Situation 4 : Envoyer le bon message au bon moment.

En prolongation de la situation précédente, il est indispensable d’envoyer un message au bon moment. Le moment choisi peut s’inscrire dans un cycle saisonnier (Noël, Pâques, rentrée scolaire, etc.) ou bien dans un cycle quotidien (le matin, au bureau, à midi, le soir, à la maison, etc.). Mais ce moment choisi peut également être corrélé à un créneau très précis d’un cycle de vente (amorce, argumentaire, devis, rassurance, closing, signature, etc.).

Situation 5 : Générer une montée en gamme (up selling).

Si un client a acheté un tricycle d’enfant pour l’anniversaire de son petit dernier âgé de trois ans, il est vraisemblable que ce même client aura besoin d’une bicyclette d’enfant deux ans plus tard. Si une entreprise de vélo se souvient de la première vente, elle pourra proposer la bicyclette au moment opportun avant que l’enfant atteigne son anniversaire de cinq ans.

Situation 6 : Générer une extension de chiffre d’affaires (cross selling).

Si un client achète une imprimante à jet d’encre couleur,  il est vraisemblable que ce même client aura besoin de cartouches de couleur dès le mois suivant. Et ce type de vente étant récurrente, l’entreprise qui vend ce type de produits a tout intérêt à mémoriser la chronologie des ventes afin d’anticiper les besoins du client et éviter ainsi qu’il ait envie d’acheter ses cartouches ailleurs. Avec ce type d’approche basée sur la compilation des données chronologiques de ventes, on peut ainsi déployer une stratégie personnalisée de vente d’abonnements et/ou de location.

Situation 7 : Récompenser la fidélité et limiter l’érosion de la clientèle.

La fidélité d’un client se mesure facilement en mémorisant les ventes effectuées dans un journal qui sert de base ensuite pour des études statistiques. C’est la raison pour laquelle de nombreuses entreprises mettent en place des cartes de fidélité. Celles-ci sont utiles pour assurer l’unicité des identifiants-clients. Sur cette base, il est alors possible de travailler statistiquement sur la récompense de fidélisation et / ou sur l’anticipation de l’érosion de la clientèle.
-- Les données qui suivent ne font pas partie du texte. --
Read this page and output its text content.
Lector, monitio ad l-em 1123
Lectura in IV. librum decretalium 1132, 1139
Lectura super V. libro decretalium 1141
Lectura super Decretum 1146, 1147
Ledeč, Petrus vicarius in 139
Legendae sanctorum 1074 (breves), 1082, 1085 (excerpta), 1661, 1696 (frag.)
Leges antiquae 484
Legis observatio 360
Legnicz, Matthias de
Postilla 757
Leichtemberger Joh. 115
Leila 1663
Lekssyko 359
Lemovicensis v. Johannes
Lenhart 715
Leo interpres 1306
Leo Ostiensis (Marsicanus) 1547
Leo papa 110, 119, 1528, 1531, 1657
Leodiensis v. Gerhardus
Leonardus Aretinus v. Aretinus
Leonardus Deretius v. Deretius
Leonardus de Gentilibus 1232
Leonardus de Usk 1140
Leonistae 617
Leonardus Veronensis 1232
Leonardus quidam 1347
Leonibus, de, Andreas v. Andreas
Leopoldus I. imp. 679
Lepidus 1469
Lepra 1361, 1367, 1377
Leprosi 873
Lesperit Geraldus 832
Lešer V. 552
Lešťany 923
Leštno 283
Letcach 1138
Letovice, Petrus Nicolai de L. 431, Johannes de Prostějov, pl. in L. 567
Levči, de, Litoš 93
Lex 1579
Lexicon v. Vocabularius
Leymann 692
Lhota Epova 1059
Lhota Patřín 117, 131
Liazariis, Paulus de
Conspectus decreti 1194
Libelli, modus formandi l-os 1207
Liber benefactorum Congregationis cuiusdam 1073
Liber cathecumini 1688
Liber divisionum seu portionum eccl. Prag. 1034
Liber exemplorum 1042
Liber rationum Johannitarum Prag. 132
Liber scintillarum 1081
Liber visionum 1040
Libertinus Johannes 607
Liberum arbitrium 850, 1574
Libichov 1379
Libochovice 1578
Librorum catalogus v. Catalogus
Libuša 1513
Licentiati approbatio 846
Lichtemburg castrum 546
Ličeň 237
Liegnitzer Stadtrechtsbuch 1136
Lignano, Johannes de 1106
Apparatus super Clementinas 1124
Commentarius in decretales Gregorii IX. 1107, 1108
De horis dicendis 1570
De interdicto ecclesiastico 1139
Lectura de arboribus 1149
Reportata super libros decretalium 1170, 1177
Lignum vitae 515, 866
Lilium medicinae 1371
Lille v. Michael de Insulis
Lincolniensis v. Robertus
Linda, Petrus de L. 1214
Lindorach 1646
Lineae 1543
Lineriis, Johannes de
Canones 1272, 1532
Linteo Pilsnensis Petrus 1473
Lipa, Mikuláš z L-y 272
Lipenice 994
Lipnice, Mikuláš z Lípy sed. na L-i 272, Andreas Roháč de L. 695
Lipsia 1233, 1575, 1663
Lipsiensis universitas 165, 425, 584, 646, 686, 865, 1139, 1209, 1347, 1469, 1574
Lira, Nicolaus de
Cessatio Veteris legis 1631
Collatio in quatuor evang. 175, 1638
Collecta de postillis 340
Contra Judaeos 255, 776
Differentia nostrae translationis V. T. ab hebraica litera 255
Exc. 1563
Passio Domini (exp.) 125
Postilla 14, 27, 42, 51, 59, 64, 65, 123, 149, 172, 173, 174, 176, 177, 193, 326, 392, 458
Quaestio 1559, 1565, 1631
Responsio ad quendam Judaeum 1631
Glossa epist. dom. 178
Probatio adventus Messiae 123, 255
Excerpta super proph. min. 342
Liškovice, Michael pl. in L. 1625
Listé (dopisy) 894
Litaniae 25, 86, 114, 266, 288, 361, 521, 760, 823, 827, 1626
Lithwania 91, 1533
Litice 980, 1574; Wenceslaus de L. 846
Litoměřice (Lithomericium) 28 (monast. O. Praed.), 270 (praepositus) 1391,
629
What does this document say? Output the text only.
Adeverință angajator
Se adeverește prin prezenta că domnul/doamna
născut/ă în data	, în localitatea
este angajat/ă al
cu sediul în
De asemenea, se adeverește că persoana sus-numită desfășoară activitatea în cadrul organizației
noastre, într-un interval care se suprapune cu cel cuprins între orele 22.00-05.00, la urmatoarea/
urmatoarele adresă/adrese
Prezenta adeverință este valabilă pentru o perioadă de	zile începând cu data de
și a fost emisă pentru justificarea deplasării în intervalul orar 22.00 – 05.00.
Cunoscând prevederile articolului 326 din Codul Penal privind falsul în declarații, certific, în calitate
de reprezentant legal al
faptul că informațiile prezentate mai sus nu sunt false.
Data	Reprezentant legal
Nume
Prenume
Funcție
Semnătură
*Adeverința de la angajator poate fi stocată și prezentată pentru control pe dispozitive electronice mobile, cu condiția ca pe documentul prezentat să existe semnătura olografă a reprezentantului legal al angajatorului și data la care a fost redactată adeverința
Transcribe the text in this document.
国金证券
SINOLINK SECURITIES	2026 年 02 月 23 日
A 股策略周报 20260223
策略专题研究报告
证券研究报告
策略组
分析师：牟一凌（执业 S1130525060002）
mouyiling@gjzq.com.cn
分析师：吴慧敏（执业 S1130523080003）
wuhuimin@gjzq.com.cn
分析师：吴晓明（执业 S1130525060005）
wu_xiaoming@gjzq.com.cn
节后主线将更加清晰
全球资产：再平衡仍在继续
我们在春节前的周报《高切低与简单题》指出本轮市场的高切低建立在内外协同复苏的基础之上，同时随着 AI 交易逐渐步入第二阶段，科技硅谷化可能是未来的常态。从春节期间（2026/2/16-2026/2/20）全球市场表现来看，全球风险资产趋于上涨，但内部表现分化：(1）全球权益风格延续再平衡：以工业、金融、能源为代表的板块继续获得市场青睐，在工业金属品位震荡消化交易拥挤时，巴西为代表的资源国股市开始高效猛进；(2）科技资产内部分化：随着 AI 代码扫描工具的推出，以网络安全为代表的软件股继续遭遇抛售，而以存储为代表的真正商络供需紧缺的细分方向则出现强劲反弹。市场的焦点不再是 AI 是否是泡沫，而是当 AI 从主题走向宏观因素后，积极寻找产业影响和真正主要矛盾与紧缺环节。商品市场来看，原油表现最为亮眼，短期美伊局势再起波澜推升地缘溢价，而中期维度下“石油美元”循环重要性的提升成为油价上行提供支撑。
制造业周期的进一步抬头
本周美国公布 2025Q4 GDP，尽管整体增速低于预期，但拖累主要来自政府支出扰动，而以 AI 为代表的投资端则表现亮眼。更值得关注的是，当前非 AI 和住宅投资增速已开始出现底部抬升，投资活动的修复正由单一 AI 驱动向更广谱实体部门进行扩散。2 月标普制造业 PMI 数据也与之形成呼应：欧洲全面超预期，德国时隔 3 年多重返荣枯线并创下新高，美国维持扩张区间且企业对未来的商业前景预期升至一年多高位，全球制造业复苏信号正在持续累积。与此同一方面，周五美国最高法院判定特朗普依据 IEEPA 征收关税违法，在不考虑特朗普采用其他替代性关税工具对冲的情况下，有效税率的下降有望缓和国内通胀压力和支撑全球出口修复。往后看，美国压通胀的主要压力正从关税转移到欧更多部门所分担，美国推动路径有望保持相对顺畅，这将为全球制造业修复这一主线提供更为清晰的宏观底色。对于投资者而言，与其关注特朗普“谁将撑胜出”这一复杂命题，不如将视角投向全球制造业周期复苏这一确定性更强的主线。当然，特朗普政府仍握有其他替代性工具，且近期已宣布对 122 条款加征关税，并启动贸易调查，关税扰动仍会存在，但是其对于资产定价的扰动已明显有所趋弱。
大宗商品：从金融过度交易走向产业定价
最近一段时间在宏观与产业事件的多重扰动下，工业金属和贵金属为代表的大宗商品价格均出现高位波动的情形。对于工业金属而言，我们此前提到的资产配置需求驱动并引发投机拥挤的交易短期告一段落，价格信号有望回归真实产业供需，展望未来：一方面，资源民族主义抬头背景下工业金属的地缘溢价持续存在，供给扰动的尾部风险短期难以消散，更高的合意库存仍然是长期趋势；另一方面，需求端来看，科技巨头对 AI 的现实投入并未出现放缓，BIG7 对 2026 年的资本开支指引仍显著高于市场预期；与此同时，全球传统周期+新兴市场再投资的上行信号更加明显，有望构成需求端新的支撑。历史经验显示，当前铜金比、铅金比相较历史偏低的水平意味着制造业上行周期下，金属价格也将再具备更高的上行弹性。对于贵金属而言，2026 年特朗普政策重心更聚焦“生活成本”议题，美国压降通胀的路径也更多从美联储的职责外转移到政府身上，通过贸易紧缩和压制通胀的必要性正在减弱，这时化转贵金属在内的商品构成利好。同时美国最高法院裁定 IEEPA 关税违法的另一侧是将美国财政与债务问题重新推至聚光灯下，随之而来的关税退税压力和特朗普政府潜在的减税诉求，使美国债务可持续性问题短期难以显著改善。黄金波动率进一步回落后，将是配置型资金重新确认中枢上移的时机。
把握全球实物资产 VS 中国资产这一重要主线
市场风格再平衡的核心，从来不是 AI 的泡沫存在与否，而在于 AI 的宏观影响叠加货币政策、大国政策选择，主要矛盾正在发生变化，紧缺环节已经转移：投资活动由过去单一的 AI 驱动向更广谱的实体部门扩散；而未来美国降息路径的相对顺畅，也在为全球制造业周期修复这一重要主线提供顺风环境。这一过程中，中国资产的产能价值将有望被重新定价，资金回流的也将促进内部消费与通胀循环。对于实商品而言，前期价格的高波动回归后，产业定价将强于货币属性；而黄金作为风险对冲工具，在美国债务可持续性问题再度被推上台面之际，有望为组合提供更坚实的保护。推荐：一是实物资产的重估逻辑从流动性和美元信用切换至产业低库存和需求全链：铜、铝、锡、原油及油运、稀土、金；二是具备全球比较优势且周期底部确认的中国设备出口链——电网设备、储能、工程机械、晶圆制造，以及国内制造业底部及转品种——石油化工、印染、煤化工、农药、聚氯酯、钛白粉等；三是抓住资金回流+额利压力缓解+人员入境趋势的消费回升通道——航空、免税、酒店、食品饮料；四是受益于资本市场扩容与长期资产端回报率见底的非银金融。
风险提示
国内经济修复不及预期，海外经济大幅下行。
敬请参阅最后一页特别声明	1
Comme on le voit, il n’y a pas une stratégie unique de data-driven marketing. Au contraire, on dispose d’une palette d’outils qu’on peut mettre au service de différentes stratégies.

En dernier ressort, les choix stratégiques dépendent de chaque entreprise, de chaque marché et de des objectifs propres des chefs d’entreprise. Le data-driven marketing est alors un outil suffisamment flexible mis à la disposition des managers.